В ту же ночь она пришла к нему во сне, еще прекраснее, чем наяву, в своей прозрачной кружевной комбинации, наклонилась над кроваткой и попыталась взять на руки. Но в тот момент, когда ее холодные пальцы дотронулись до него, он проснулся и сначала не понял, что случилось. А потом заплакал от обиды, что это был только сон и вокруг него обыкновенная ночная пустота, равномерное и глухое урчание автозавода, редкий отблеск проехавшей по переулку машины и сопение братьев. Он закрыл глаза, чтобы снова увидеть ее, и она пришла, но уже не приблизилась, а стояла вдали, обещая, что иногда будет приходить.

2

В тот год, когда вместо обещанного коммунизма наглухо задраенная олимпийская Москва поедала дешевый финский сервелат, курила финское «Мальборо», именовала станции метро на английский манер и даже перенесла сроки вступительных экзаменов, Тезкин закончил опостылевшую ему школу. Единственный из класса он не стал поступать в институт и, таким образом, не угодил на знаменитый осенний стенд выпускников — предмет гордости английской спецшколы, — где под каждой фамилией значились названия вузов от МГИМО до МИФИ. Родители, верно, чувствуя перед сыном некоторую вину, давить на него не стали, и впервые в жизни полностью предоставленный сам себе Александр вдруг ощутил, что эта вольница его тяготит. Вероятно, в былые времена молодые люди его склада, начитавшись журнала «Юность», уезжали куда-нибудь прочь из Москвы познавать жизнь — в рыболовецкие колхозы на Балтику, в сибирские города или геологические экспедиции в пустыни Средней Азии, но Тезкин принадлежал к иной эпохе, и его юность была совсем не той.

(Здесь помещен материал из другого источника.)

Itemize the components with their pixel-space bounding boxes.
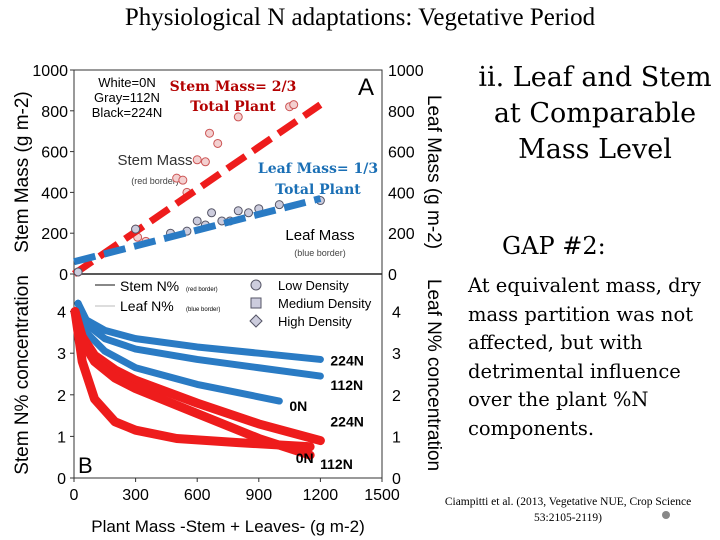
curve-leaf-0N: [74, 299, 283, 405]
curve-label: 0N: [289, 398, 307, 414]
panel-label-a: A: [358, 74, 374, 101]
stem-fraction-note-2: Total Plant: [190, 99, 276, 115]
data-point: [274, 200, 284, 210]
panel-label-b: B: [78, 453, 93, 478]
y2tick-label: 1: [392, 429, 401, 446]
data-point: [205, 128, 215, 138]
y2tick-label: 800: [388, 104, 415, 121]
stem-fraction-note: Stem Mass= 2/3: [170, 79, 297, 95]
fit-line-leaf: [73, 195, 322, 266]
y2tick-label: 0: [392, 471, 401, 488]
data-point: [178, 175, 188, 185]
legend-marker-circle: [250, 279, 262, 291]
y2tick-label: 3: [392, 346, 401, 363]
data-point: [289, 100, 299, 110]
y2tick-label: 600: [388, 145, 415, 162]
ytick-label: 4: [57, 305, 66, 322]
bullet-dot: [662, 511, 670, 519]
data-point: [213, 138, 223, 148]
xtick-label: 1200: [303, 487, 339, 504]
ytick-label: 800: [41, 104, 68, 121]
citation: Ciampitti et al. (2013, Vegetative NUE, …: [444, 496, 692, 524]
ytick-label: 2: [57, 388, 66, 405]
legend-item: Gray=112N: [94, 90, 160, 105]
subtitle: ii. Leaf and Stem at Comparable Mass Lev…: [478, 62, 712, 165]
xtick-label: 900: [245, 487, 272, 504]
y2-axis-label-b: Leaf N% concentration: [423, 279, 444, 471]
leaf-fraction-note: Leaf Mass= 1/3: [258, 161, 378, 177]
legend-item: Black=224N: [92, 105, 162, 120]
ytick-label: 3: [57, 346, 66, 363]
ytick-label: 400: [41, 185, 68, 202]
legend-density: High Density: [278, 314, 352, 329]
data-point: [244, 208, 254, 218]
leaf-mass-sub: (blue border): [294, 248, 346, 258]
y2-axis-label-a: Leaf Mass (g m-2): [423, 95, 444, 249]
gap-label: GAP #2:: [502, 232, 606, 260]
y2tick-label: 200: [388, 226, 415, 243]
data-point: [207, 208, 217, 218]
data-point: [73, 267, 83, 277]
ytick-label: 1: [57, 429, 66, 446]
curve-label: 224N: [330, 352, 363, 368]
y2tick-label: 4: [392, 305, 401, 322]
data-point: [192, 155, 202, 165]
legend-density: Medium Density: [278, 296, 372, 311]
stem-mass-label: Stem Mass: [117, 152, 192, 169]
data-point: [233, 206, 243, 216]
legend-marker-square: [250, 297, 262, 309]
curve-stem-0N: [70, 307, 315, 452]
legend-leaf: Leaf N%: [120, 298, 174, 314]
legend-stem: Stem N%: [120, 278, 179, 294]
ytick-label: 200: [41, 226, 68, 243]
stem-mass-sub: (red border): [131, 176, 179, 186]
legend-density: Low Density: [278, 278, 349, 293]
y-axis-label-a: Stem Mass (g m-2): [12, 91, 33, 253]
leaf-mass-label: Leaf Mass: [285, 227, 354, 244]
xtick-label: 1500: [364, 487, 400, 504]
data-point: [192, 216, 202, 226]
legend-marker-diamond: [249, 314, 263, 328]
fit-line-stem: [72, 101, 323, 277]
data-point: [200, 157, 210, 167]
y2tick-label: 1000: [388, 63, 424, 80]
body-text: At equivalent mass, dry mass partition w…: [468, 274, 701, 440]
curve-label: 112N: [320, 456, 353, 472]
ytick-label: 0: [59, 267, 68, 284]
ytick-label: 0: [57, 471, 66, 488]
x-axis-label: Plant Mass -Stem + Leaves- (g m-2): [91, 517, 365, 536]
data-point: [233, 112, 243, 122]
leaf-fraction-note-2: Total Plant: [275, 182, 361, 198]
legend-stem-sub: (red border): [186, 287, 218, 293]
ytick-label: 600: [41, 145, 68, 162]
y2tick-label: 2: [392, 388, 401, 405]
xtick-label: 0: [70, 487, 79, 504]
y-axis-label-b: Stem N% concentration: [12, 275, 33, 475]
xtick-label: 300: [122, 487, 149, 504]
slide-title: Physiological N adaptations: Vegetative …: [124, 4, 596, 31]
legend-item: White=0N: [98, 75, 155, 90]
data-point: [131, 224, 141, 234]
ytick-label: 1000: [32, 63, 68, 80]
y2tick-label: 0: [388, 267, 397, 284]
curve-label: 224N: [330, 414, 363, 430]
curve-label: 112N: [330, 377, 363, 393]
xtick-label: 600: [184, 487, 211, 504]
legend-leaf-sub: (blue border): [186, 307, 220, 313]
curve-stem-112N: [70, 307, 315, 460]
curve-label: 0N: [296, 450, 314, 466]
y2tick-label: 400: [388, 185, 415, 202]
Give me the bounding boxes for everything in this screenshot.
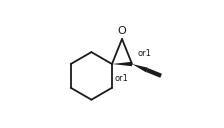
- Text: or1: or1: [114, 74, 128, 83]
- Polygon shape: [112, 62, 132, 66]
- Text: or1: or1: [137, 49, 151, 58]
- Polygon shape: [132, 64, 148, 72]
- Text: O: O: [118, 26, 126, 36]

Куда себя деть, он не знал и устроился на почту носить пенсию старухам, наглядевшись на этой службе всякого и придя к неожиданному заключению, что не все так ладно в датском королевстве, как насвистывали им на прекраснодушных уроках истории и обществоведения.

В этом печальном и, безусловно, справедливом выводе Саня был не одинок. Кроме него, на заветную доску почета не попал еще один мальчик. Звали, его Левой Голдовским. Однако если тезкинская судьба, прозорливо угаданная Серафимой Хреновой, никого не удивила, а лишь заставила пожалеть его родителей, бессменных членов родительского комитета, столько лет отдавших красноказарменной школе, то Левино фиаско стало для пед-коллектива очень неприятной, хотя и не неожиданной вестью. Один из лучших учеников, золотой медалист, он поступал на философский факультет университета, но не продвинулся дальше второго экзамена. Как говорили вполголоса, истинной причиной тому было его полуеврейское происхождение, строго противопоказанное «царице наук», пусть даже и являлся ее основателем Карл Маркс. Виноват, впрочем, отчасти был сам Лева. Когда за год до этого он получал паспорт, предвидевшие подобный поворот учителя посоветовали ему поменять национальность и фамилию, тем более что родители его давно были в разводе, но он отказался. Сверкнул черными глазами и заявил, что никогда на такую подлость не согласится, и директору стоило большого труда добиться того, чтобы мальчик все-таки получил золотую медаль. Увы. она не помогла.

Лева и Тезкин в школе друзьями не были, но в ту осень общность положения их сблизила. Поначалу новый Санин приятель первенствовал как человек более развитый: к своим неполным семнадцати годам он успел сделать столько, сколько иной не сделает за всю жизнь. Лева играл на скрипке, участвовал во всевозможных районных и городских олимпиадах, учил в клубе интернациональной дружбы при дворце пионеров испанский язык, писал стихи и прозу и втайне от всех посылал их в журнал «Литературная учеба». Он прочел уйму книг от Ветхого завета до полузапретных Фрейда и Ницше и по причине разносторонней образованности долго не знал, куда направить свои стопы. Жизнь казалась ему чем-то вроде контрольной работы, которую он одолевал играючи и молниеносно, а потому неудача на вступительных экзаменах его подкосила, заставив усомниться в самом устройстве мироздания.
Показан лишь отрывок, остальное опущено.